Expand my Community achievements bar.

Discrepancy Between Clickstream Raw Data and report builder data

Avatar

Level 2

Wired has a variance of negative 2% with -5% during weekend 

and mobile has a varinace of positive 2%

any idea why would this happen ?

4 Replies

Avatar

Level 4

@RohitNa1 Assuming the % percentage difference provided is between the two reports, one thing to remember is that raw data will include any bot-related traffic. 

Avatar

Community Advisor and Adobe Champion

There's a few things that you need to keep in mind when using data feeds/clickstream.

 

The first is that the data has to be added to your data lake, there could be problems with the ingestion (for example, if you have an evar capturing a search term and it has special characters in it, it could impact how the rest of the row is processed, I've seen that in our data). So first check to make sure your rows are being loaded properly.

 

Second, data feeds don't include classifications or any settings applied to a VRS. If your report suite for report builder is a VRS, you need to replicate those segments in the clickstream data before trying to match the data. And if you have any classifications on your data in workspace, you need to build out those classifications too. 

 

Third, it is possible that your data can include other sources (such as data upload apis, data sources, etc).

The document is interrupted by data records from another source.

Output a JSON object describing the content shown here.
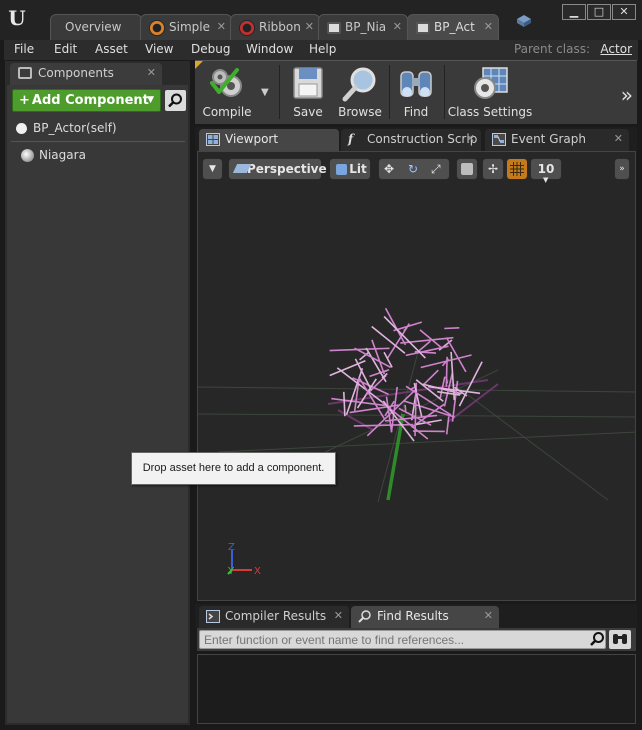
{
  "app": {
    "logo": "U"
  },
  "doc_tabs": [
    {
      "label": "Overview",
      "icon": "none"
    },
    {
      "label": "Simple",
      "icon": "particle-system-icon"
    },
    {
      "label": "Ribbon",
      "icon": "particle-system-icon"
    },
    {
      "label": "BP_Nia",
      "icon": "blueprint-book-icon"
    },
    {
      "label": "BP_Act",
      "icon": "blueprint-book-icon"
    }
  ],
  "window_controls": {
    "minimize": "▁",
    "maximize": "□",
    "close": "✕"
  },
  "menu": {
    "items": [
      "File",
      "Edit",
      "Asset",
      "View",
      "Debug",
      "Window",
      "Help"
    ],
    "parent_class_label": "Parent class:",
    "parent_class_value": "Actor"
  },
  "components_panel": {
    "tab_label": "Components",
    "close": "✕",
    "add_button": "Add Component",
    "self_item": "BP_Actor(self)",
    "children": [
      "Niagara"
    ]
  },
  "toolbar": {
    "compile": "Compile",
    "save": "Save",
    "browse": "Browse",
    "find": "Find",
    "class_settings": "Class Settings",
    "overflow": "»"
  },
  "editor_tabs": [
    {
      "label": "Viewport"
    },
    {
      "label": "Construction Scrip"
    },
    {
      "label": "Event Graph"
    }
  ],
  "viewport": {
    "perspective": "Perspective",
    "lit": "Lit",
    "grid_snap_value": "10",
    "axis_x": "X",
    "axis_y": "Y",
    "axis_z": "Z"
  },
  "bottom_tabs": [
    {
      "label": "Compiler Results"
    },
    {
      "label": "Find Results"
    }
  ],
  "find": {
    "placeholder": "Enter function or event name to find references..."
  },
  "tooltip": {
    "text": "Drop asset here to add a component."
  },
  "colors": {
    "add_button": "#4e9c2b",
    "particles": "#e38ee0",
    "grid_snap_active": "#c47a1a"
  }
}
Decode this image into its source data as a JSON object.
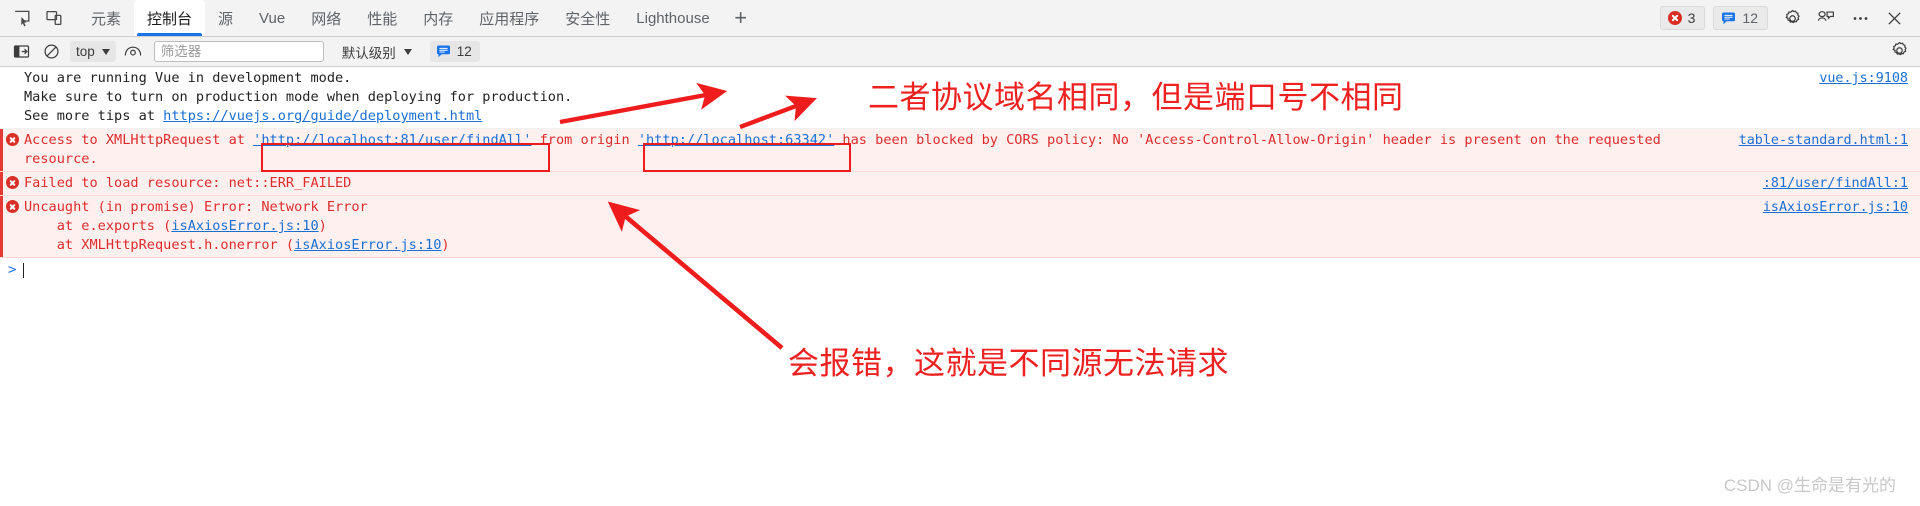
{
  "window": {
    "tabs": [
      {
        "label": "元素",
        "active": false
      },
      {
        "label": "控制台",
        "active": true
      },
      {
        "label": "源",
        "active": false
      },
      {
        "label": "Vue",
        "active": false
      },
      {
        "label": "网络",
        "active": false
      },
      {
        "label": "性能",
        "active": false
      },
      {
        "label": "内存",
        "active": false
      },
      {
        "label": "应用程序",
        "active": false
      },
      {
        "label": "安全性",
        "active": false
      },
      {
        "label": "Lighthouse",
        "active": false
      }
    ],
    "add_tab_label": "+",
    "error_count": "3",
    "message_count": "12",
    "accent_blue": "#1a73e8",
    "error_red": "#d93025"
  },
  "toolbar": {
    "context_label": "top",
    "filter_placeholder": "筛选器",
    "filter_value": "",
    "level_label": "默认级别",
    "message_badge": "12"
  },
  "console": {
    "rows": [
      {
        "type": "info",
        "lines": [
          "You are running Vue in development mode.",
          "Make sure to turn on production mode when deploying for production.",
          "See more tips at "
        ],
        "link_text": "https://vuejs.org/guide/deployment.html",
        "source": "vue.js:9108"
      },
      {
        "type": "error",
        "prefix": "Access to XMLHttpRequest at ",
        "url1": "'http://localhost:81/user/findAll'",
        "middle": " from origin ",
        "url2": "'http://localhost:63342'",
        "suffix": " has been blocked by CORS policy: No 'Access-Control-Allow-Origin' header is present on the requested resource.",
        "source": "table-standard.html:1"
      },
      {
        "type": "error",
        "text": "Failed to load resource: net::ERR_FAILED",
        "source": ":81/user/findAll:1"
      },
      {
        "type": "error",
        "text": "Uncaught (in promise) Error: Network Error",
        "stack": [
          {
            "pre": "    at e.exports (",
            "link": "isAxiosError.js:10",
            "post": ")"
          },
          {
            "pre": "    at XMLHttpRequest.h.onerror (",
            "link": "isAxiosError.js:10",
            "post": ")"
          }
        ],
        "source": "isAxiosError.js:10"
      }
    ],
    "prompt_symbol": ">"
  },
  "annotations": {
    "note_top": "二者协议域名相同，但是端口号不相同",
    "note_bottom": "会报错，这就是不同源无法请求",
    "highlight_color": "#ee1c1c"
  },
  "watermark": "CSDN @生命是有光的"
}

You can limit those with conditions such as "hit_source = "1"" and "exclude_hit = "0"".

 

 

Once you've checked those things, see if your data is still not lining up. Keep in mind that web analytics data is never going to be perfect. For ours, we have a daily variance between 0.01% and 0.6% from clickstream to workspace/report builder. This is a really small amount compared to some of the things I've seen in the past. If you can get it within a 1% variance, that's probably as close as you're going to get. 

 

If you still have too large of a variance, pick a single day (or even a single hour depending on your volume of traffic), and compare the data for that time period and see if you can find a pattern in why it isn't lining up to do further investigations. 

Avatar

Level 2

Thanks checked on all the points and looks fine
when i looked at device type the varaince is +2% for Mobile and -2% for desktop

so far no other patterns will keep exploring.

Avatar

Community Advisor and Adobe Champion

Have you checked to make sure that the device type identifiers are being used correctly in the data feeds? If it was just off by 2%, I would say there probably isn't anything systemic there. But since one device is up by the amount the other device is down. I would double check how you're grouping the device types.